Osteopatia czaszkowo-krzyżowa pojawiła się na początku XX wieku dzięki badaniom amerykańskiego lekarza osteopaty Sutherlenda, który odkrył wzajemnie połączone ruchy oscylacyjne kości czaszki przenoszone do kości krzyżowej przez oponę twardą rdzenia kręgowego. Nazwa nie została wybrana przypadkowo – ten sam rytm jest wyczuwalny w okolicy kości krzyżowej: w końcu jest połączony z czaszką w jeden dynamiczny system przez kanał kręgowy, w którym krąży płyn mózgowo-rdzeniowy, który myje błony mózgu i rdzenia kręgowego. Gdy płyn mózgowo-rdzeniowy rozwija się w splocie naczyniówkowym, ciśnienie śródczaszkowe wzrasta, a kości nieznacznie się rozchodzą – wdechy czaszki. W tym momencie baroreceptory znajdujące się w oponach dają sygnał do zatrzymania produkcji płynu mózgowo-rdzeniowego. Zaczyna być aktywnie wchłaniany, ciśnienie śródczaszkowe spada, kości nieco się zbliżają – czaszka robi „wydech”. I tak, co 6-10 sekund z dnia na dzień przez całe życie – no cóż, czy to nie cud?
Wystarczy, że doświadczony specjalista: lekarz, osteopata, terapeuta manualny lub fizjoterapeuta rozejrzy się wokół pacjenta, aby określić jego problematyczne obszary. To znaczy: słabą postawę, osłabienie mięśni brzucha i mięśni twarzy, asymetrię twarzy. Rzeczywiście, ze względu na specyfikę medycyny czaszkowo-krzyżowej, jest ona nierozerwalnie związana z diagnozą. Podczas badania lekarz określi odchylenia i postara się je w jak największym stopniu zneutralizować podczas pierwszej sesji.Tutaj liczy się wszystko – kształt i położenie kości krzyżowej, stopień ruchomości stawów międzykręgowych, a nawet niewielka różnica w długości nóg.

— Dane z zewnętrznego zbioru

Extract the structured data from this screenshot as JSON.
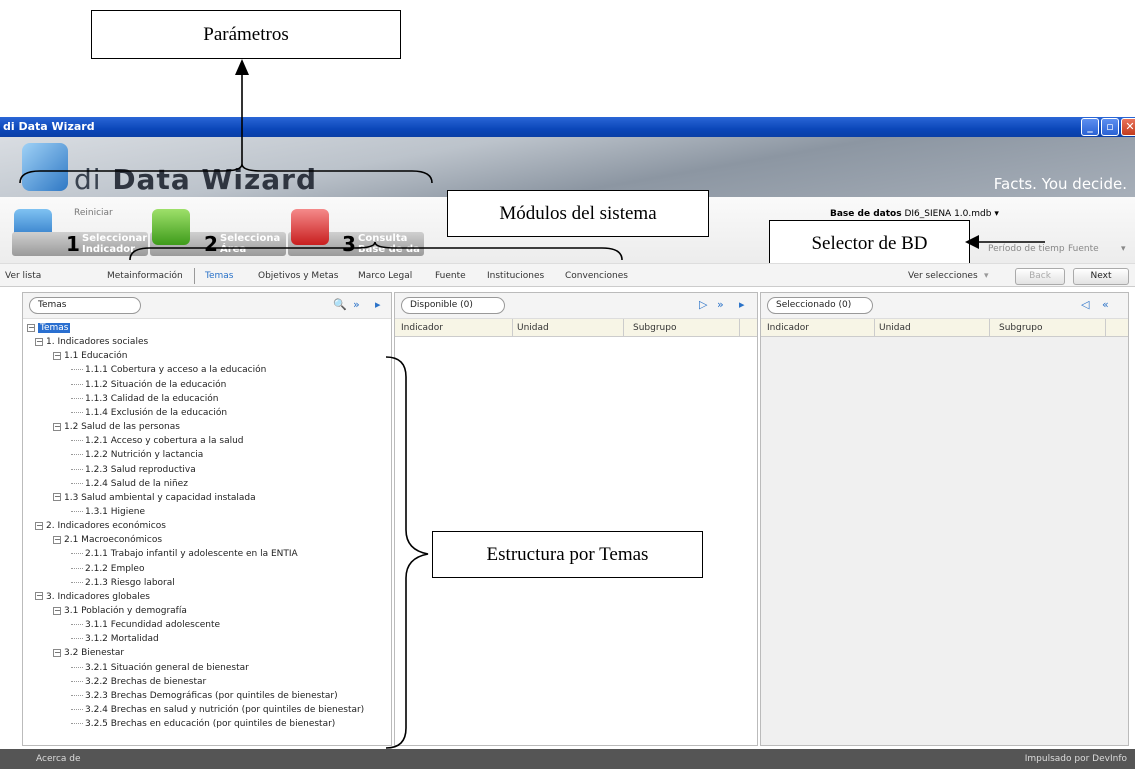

Ale głównym źródłem informacji jest oczywiście czaszka. Zaledwie dotykając głowy, specjalista oceni zakres ruchu kości (zwykle 2-4 mm), symetrię lewej i prawej strony, a także przednią i tylną część,
Terapia cranio – sacralna obejmuje zastosowanie kilku technik. Lekarz znajduje zbyt obciążone (skurczowe) tkanki i rozwija je w swobodnym kierunku za pomocą ruchu rąk, rozluźniając mięśnie i tkanki ciała pacjenta. W ten sposób uzyskują naturalną ruchliwość fizjologiczną i przywracany jest rytm skurczów układu czaszkowo-krzyżowego.
Terapia czaszkowo-krzyżowa ma bardzo delikatny wpływ na cały układ nerwowy. Metody miękkie stosowane w terapii cranio – sacralnej normalizują ukrwienie mózgu i rdzenia kręgowego. Eliminują zaburzenia w stawach kręgosłupa, regulują napięcie błon ochronnych mózgu, normalizują ruch płynu mózgowo-rdzeniowego. Wszystko to prowadzi do normalizacji funkcjonowania układu nerwowego człowieka jako całości.
Taka terapia najczęściej trwa od pół godziny do 45 minut. W efekcie pacjent odzyskuje lekkość ciała, wigor i czuje się odrodzony.To pierwsza oznaka początku zdrowienia. Oczywiście nie da się pozbyć chorób podczas jednej sesji. Stopniowo pacjent zauważy w sobie coraz więcej zmian na lepsze.Takie sesje przydadzą się nie tylko chorym, ale także osobom zdrowym. Stanowią doskonałą profilaktykę, która zwiększa odporność organizmu na choroby, utrzymuje go w dobrej kondycji, poprawia tło psycho-emocjonalne i normalizuje układ nerwowy.
Nie należy rozpraszać lekarza, ponieważ musi dostroić się do rytmu czaszkowo-krzyżowego, wejść w stan wewnętrznego rezonansu z pacjentem. Kiedy tak się dzieje, pacjent czuje, że jest w dobrych rękach, zapomina o zmartwieniach, odpręża się, (sesja rozpoczyna się rozluźnieniem ściskanych przewlekłym stresem mięśni potylicznych). Nie należy oczekiwać natychmiastowego rezultatu: poprawa następuje stopniowo – kości czaszki potrzebują czasu, aby uzyskać wystarczającą ruchomość.